BB: It’s inspired by this painting genre called Les Vanités.

CG: Seventeenth-century still-life paintings, right?

BB: Yes. I was drawn to the idea of compositions filled with arrangements of personal objects and what they represent—like a skull symbolizing death, for example. Everything is really about life and death. It sounds broad and basic, but there’s not much more than that, is there?

Many of the records on the album are quite short, which I was feeling insecure about for a long time. I went to a friend for reassurance and they said that the songs on the album are kind of like the little objects you might find washed up on the beach. These small things that we collect and assign meaning to, and that come to represent something else. Nothing really has meaning unless we give it meaning. Otherwise, it can start to feel like there’s no point—and if you accept that everything is meaningless, then it’s like: “Okay, why not just kill yourself?” [Laughs] I’m exaggerating, but that’s how it feels sometimes. At the end of the day, life is for living, and I want to enjoy the little things.

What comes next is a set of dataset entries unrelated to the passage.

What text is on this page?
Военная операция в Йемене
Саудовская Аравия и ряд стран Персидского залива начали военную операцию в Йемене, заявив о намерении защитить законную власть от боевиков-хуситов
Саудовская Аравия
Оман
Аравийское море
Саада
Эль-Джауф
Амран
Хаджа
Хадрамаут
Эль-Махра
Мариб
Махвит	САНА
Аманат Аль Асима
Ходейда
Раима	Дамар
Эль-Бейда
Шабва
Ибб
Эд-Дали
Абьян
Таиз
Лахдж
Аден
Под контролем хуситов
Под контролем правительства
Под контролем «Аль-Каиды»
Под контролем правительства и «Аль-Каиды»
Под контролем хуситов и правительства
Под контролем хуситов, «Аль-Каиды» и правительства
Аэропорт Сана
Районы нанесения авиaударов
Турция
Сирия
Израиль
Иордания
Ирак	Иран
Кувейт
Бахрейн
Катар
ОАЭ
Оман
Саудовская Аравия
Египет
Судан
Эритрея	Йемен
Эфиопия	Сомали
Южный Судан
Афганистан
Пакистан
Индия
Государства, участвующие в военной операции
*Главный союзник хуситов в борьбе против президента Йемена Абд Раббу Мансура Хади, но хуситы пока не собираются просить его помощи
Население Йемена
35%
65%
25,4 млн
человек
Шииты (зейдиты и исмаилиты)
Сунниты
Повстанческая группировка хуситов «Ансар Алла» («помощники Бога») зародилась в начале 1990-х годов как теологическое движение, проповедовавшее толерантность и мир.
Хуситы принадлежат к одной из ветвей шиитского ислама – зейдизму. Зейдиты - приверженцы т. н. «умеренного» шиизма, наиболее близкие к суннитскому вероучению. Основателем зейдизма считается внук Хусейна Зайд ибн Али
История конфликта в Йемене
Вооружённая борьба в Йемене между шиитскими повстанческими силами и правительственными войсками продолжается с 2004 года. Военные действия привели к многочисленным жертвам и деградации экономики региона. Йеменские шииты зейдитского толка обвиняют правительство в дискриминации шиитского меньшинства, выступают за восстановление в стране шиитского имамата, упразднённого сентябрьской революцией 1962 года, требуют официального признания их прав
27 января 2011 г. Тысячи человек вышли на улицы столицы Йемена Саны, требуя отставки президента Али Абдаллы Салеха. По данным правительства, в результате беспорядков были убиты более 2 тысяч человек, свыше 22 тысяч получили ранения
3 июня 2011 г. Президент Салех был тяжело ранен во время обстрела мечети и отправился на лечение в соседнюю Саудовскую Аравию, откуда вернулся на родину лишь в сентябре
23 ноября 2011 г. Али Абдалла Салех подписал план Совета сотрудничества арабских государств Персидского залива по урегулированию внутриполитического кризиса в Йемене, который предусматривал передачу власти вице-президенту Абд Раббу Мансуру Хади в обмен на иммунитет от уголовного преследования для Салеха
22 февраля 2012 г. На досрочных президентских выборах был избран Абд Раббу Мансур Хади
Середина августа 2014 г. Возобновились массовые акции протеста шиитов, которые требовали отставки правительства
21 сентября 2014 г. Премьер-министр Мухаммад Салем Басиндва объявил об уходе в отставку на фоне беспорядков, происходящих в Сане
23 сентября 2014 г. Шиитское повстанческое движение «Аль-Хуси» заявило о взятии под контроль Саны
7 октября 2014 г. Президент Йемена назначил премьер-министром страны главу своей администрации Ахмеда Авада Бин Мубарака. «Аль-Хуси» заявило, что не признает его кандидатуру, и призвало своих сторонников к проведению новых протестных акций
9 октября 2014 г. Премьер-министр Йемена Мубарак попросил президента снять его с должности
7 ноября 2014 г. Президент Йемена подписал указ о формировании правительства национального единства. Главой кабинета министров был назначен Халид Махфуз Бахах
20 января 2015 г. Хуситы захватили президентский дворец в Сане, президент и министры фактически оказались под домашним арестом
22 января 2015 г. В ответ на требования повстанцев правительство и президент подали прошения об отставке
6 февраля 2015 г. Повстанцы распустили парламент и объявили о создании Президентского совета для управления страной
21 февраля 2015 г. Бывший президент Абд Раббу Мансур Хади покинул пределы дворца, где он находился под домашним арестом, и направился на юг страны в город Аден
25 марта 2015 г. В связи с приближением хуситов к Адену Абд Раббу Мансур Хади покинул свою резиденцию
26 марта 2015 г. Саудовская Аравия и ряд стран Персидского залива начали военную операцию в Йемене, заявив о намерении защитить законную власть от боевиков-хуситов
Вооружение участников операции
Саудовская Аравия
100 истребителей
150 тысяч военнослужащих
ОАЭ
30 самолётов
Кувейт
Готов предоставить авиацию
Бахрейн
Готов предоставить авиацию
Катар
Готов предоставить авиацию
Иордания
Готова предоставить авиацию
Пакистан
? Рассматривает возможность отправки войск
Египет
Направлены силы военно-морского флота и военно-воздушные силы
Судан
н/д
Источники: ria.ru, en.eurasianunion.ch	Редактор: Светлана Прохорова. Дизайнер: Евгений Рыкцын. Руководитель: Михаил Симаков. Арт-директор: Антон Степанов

I became very interested in the idea of a collection of sounds as objects, and the apathy of living in today’s age. Everything feels quite harsh nowadays. It’s hard to be excited about anything if you are looking outside and aware of how corrupt everything is. That’s why I called the record Vanities. It’s not about vanity. Of course, that’s part of it, but the idea is much bigger. I didn’t want it to be about me looking at myself—it’s about all of us.